L’eredità scomoda di Franco Cristaldi

L’eredità scomoda di Franco Cristaldi

Franco Cristaldi è stato uno dei produttori fondamentali per lo sviluppo del cinema in Italia, tra i pochissimi in grado di comprendere il valore artistico della Settima Arte ma anche di saper portare avanti un discorso popolare, accessibile a tutti. In occasione di un ampio speciale dedicato a Franco Cristaldi proponiamo un’introduzione personale di Gianluca Arcopinto, docente del corso di Produzione cinematografica e televisiva all’Università La Sapienza di Roma.

In un pomeriggio primaverile del 1991 il teledrin che portavo alla cintura dei pantaloni emette una vibrazione. Compare un numero che non conosco. L’utilizzo di quello strumento, che ha preceduto di qualche anno l’invasione della telefonia mobile, impone di richiamare. È la Fandango. Domenico Procacci mi vuole parlare. Salto sulla vespa rosso bordeaux e arrivo nell’ufficio di via Salaria. Quello che diventerà, sia pure a senso unico, il mio più grande amico nel mondo del cinema che conta mi propone di lavorare nel reparto produzione del film La corsa dell’innocente. Quel film è l’occasione di collaborare con Domenico, che già allora aveva dimostrato di essere il migliore della mia generazione. Ma è anche l’occasione di incrociare la mia carriera con uno dei produttori italiani più interessanti di sempre: Franco Cristaldi, che ha deciso di produrre il film appunto con Domenico Procacci.
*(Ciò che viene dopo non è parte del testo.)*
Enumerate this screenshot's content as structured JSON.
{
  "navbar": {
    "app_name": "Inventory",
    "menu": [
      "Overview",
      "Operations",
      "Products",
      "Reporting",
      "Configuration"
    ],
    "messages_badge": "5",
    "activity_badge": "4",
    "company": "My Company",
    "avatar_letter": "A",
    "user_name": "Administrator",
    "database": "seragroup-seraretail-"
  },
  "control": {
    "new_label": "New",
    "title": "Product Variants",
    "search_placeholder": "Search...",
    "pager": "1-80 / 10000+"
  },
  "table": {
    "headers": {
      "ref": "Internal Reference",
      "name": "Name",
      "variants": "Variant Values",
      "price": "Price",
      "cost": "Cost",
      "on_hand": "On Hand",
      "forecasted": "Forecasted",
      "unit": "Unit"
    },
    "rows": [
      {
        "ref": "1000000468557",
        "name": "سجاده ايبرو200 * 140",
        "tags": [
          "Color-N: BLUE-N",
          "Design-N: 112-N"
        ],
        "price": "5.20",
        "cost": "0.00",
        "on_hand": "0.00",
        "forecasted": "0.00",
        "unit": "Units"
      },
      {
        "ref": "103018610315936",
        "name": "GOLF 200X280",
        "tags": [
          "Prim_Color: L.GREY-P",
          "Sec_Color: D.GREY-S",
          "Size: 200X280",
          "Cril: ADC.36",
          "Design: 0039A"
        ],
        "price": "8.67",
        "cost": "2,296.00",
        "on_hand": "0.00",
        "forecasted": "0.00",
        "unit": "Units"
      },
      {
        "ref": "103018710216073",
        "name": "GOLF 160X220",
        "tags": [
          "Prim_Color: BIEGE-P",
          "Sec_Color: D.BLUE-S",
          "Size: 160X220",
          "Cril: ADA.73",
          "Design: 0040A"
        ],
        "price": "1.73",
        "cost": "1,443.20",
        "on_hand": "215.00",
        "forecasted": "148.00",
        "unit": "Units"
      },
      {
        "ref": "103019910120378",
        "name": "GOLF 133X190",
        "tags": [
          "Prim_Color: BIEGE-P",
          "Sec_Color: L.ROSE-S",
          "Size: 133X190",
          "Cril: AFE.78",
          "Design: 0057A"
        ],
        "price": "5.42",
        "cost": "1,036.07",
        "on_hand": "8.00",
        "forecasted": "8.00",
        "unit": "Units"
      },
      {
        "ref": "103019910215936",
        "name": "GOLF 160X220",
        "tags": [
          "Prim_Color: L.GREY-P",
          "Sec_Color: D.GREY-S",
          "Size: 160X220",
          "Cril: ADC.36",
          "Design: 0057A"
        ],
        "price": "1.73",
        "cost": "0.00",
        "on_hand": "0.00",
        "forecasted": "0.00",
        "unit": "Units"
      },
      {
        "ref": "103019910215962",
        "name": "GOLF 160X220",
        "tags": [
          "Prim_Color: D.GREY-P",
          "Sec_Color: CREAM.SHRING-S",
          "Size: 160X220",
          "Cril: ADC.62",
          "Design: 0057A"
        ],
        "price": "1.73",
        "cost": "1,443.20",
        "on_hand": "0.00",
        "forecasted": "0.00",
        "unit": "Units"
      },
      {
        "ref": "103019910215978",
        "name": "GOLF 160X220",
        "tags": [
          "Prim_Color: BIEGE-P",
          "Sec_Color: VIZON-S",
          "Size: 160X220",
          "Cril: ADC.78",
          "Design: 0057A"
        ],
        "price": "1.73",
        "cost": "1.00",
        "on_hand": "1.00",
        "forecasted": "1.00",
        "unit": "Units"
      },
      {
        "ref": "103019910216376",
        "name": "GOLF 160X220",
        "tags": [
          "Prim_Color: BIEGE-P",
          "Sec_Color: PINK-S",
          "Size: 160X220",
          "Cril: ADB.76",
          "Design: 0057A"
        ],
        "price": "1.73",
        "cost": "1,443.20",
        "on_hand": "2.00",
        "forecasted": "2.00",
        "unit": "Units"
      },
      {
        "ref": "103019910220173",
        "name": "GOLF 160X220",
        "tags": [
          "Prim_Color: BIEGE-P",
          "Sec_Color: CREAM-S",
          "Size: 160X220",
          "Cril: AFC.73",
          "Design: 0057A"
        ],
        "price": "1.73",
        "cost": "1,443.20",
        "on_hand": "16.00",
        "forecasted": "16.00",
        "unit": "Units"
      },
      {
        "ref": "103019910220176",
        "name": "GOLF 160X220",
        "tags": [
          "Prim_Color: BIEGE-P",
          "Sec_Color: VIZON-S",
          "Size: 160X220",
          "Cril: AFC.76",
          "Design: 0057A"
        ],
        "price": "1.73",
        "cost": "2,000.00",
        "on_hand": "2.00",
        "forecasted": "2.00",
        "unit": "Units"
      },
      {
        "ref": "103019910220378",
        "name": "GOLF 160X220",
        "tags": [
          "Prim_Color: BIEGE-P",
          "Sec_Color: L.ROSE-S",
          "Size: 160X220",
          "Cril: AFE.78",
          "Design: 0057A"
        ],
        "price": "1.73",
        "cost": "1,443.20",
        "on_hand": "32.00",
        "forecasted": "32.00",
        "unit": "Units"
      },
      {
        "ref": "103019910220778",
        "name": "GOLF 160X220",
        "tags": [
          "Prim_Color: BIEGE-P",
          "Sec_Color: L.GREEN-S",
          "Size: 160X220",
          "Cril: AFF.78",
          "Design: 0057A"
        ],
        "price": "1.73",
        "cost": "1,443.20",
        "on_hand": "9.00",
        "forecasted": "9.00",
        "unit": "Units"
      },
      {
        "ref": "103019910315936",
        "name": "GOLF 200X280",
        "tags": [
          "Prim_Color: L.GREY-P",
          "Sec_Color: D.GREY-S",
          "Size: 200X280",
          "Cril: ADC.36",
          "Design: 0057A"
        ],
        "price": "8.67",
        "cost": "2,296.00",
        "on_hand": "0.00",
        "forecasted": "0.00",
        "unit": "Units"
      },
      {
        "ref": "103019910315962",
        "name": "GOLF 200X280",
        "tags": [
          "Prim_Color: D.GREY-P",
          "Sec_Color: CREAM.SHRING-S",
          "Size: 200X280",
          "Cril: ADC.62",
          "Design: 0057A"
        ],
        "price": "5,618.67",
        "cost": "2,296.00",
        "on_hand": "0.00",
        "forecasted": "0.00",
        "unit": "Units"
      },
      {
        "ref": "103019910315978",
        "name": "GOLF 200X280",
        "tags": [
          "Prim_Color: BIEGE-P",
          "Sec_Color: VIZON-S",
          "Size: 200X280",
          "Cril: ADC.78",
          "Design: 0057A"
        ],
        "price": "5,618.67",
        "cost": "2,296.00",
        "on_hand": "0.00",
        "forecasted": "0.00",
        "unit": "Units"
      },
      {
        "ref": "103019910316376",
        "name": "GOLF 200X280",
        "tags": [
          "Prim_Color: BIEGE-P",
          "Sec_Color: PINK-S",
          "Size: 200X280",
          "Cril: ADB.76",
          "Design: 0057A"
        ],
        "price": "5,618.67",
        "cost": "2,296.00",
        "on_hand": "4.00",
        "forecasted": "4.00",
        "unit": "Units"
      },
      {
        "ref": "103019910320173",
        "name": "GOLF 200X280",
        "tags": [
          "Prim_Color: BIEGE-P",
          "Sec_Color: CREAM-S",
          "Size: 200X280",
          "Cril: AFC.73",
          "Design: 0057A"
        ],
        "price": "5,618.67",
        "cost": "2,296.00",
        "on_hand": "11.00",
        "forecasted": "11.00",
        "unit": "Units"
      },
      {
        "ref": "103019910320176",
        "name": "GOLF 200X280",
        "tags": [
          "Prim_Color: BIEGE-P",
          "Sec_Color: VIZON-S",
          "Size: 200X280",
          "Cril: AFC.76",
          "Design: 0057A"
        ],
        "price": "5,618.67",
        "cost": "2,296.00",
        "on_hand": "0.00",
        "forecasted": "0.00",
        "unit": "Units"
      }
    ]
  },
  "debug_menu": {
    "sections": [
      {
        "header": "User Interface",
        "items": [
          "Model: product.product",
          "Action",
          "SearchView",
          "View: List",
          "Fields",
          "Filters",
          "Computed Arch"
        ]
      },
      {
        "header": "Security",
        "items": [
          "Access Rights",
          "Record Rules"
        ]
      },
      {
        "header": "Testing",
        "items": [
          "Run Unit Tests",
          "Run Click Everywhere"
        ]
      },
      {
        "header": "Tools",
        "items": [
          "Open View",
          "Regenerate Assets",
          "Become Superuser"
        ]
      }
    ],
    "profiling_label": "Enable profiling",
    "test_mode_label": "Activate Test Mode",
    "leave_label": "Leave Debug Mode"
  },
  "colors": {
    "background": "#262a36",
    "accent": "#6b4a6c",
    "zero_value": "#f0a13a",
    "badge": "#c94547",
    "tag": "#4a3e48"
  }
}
Avevo incontrato da lontano Franco Cristaldi al Centro Sperimentale di Cinematografia qualche mese prima, in occasione di un incontro con gli allievi organizzato da Lina Wertmuller, allora Commissario straordinario della scuola. Io, diplomato da alcuni anni, ero stato designato a organizzare le riprese degli eventi. Quegli incontri erano una sorta di corso di specializzazione che ebbi la fortuna di frequentare. Cristaldi ci raccontò le alterne vicende di Nuovo Cinema Paradiso, culminate nell’Oscar come miglior film straniero. Al termine dell’incontro noi dell’organizzazione ci avvicinammo per fargli firmare la liberatoria di immagine. Lui, con la sua eleganza che avevo già intuito in televisione, mi sorrise, mi strinse la mano e mi disse “questo deve essere solo l’inizio”.

Quello rimase il mio unico incontro con Franco Cristaldi. Alla fine decisi di non lavorare alla Corsa dell’innocente. Rimandai di qualche mese la mia collaborazione con la Fandango. Non ho mai rimpianto di non aver fatto quel film per banali motivi di orgoglio, ma ancora oggi rimpiango di non aver visto direttamente all’opera Cristaldi. Negli anni di frequentazione quotidiana con Procacci, ogni tanto ci prendevamo delle piccole pause. Allora lui mi raccontava di quello che aveva imparato da Cristaldi. E più lui mi raccontava, più cresceva in me la curiosità di conoscere e vedere tutti i suoi film.

C’è una frase di Franco Cristaldi che più di ogni altra cosa si possa dire su di lui ne spiega la grandezza industriale, la lungimiranza economica e la forza politica: “Il cinema è un’industria culturale. Realizzare film significa anche assumersi una responsabilità sociale e morale. Pertanto, non dobbiamo produrre quello che si può vendere, ma vendere quello che si vuol produrre”. Ecco, mai come oggi, in cui il modo di produrre è sempre più esattamente il ribaltamento della frase di Cristaldi, credo che approfondire la figura di Cristaldi sia per così dire un atto rivoluzionario che rifugga l’omologazione e un conseguente abbassamento della qualità dei prodotti offerti al pubblico. Io credo che chi voglia avvicinarsi alla produzione, debba necessariamente fare i conti con quella frase. Per farla propria bisogna filtrare i sogni, che devono rimanere la scintilla necessaria per produrre qualcosa, con l’analisi dei sistemi economici e finanziari, con la ricerca incessante sfibrante ma appagante della conoscenza della società in cui si vive, con il coraggio di una presa di posizione e di un ricerca del nuovo. “Ogni film è un prototipo”, ogni film deve avere dentro un’unicità che ne giustifichi l’esistenza. Non si deve cavalcare quello che funziona, bisogna sempre inventare qualcosa di nuovo e di diverso. Bisogna “strappare”, continuando a creare delle visioni del mondo che essenzialmente portino a vivere la libertà.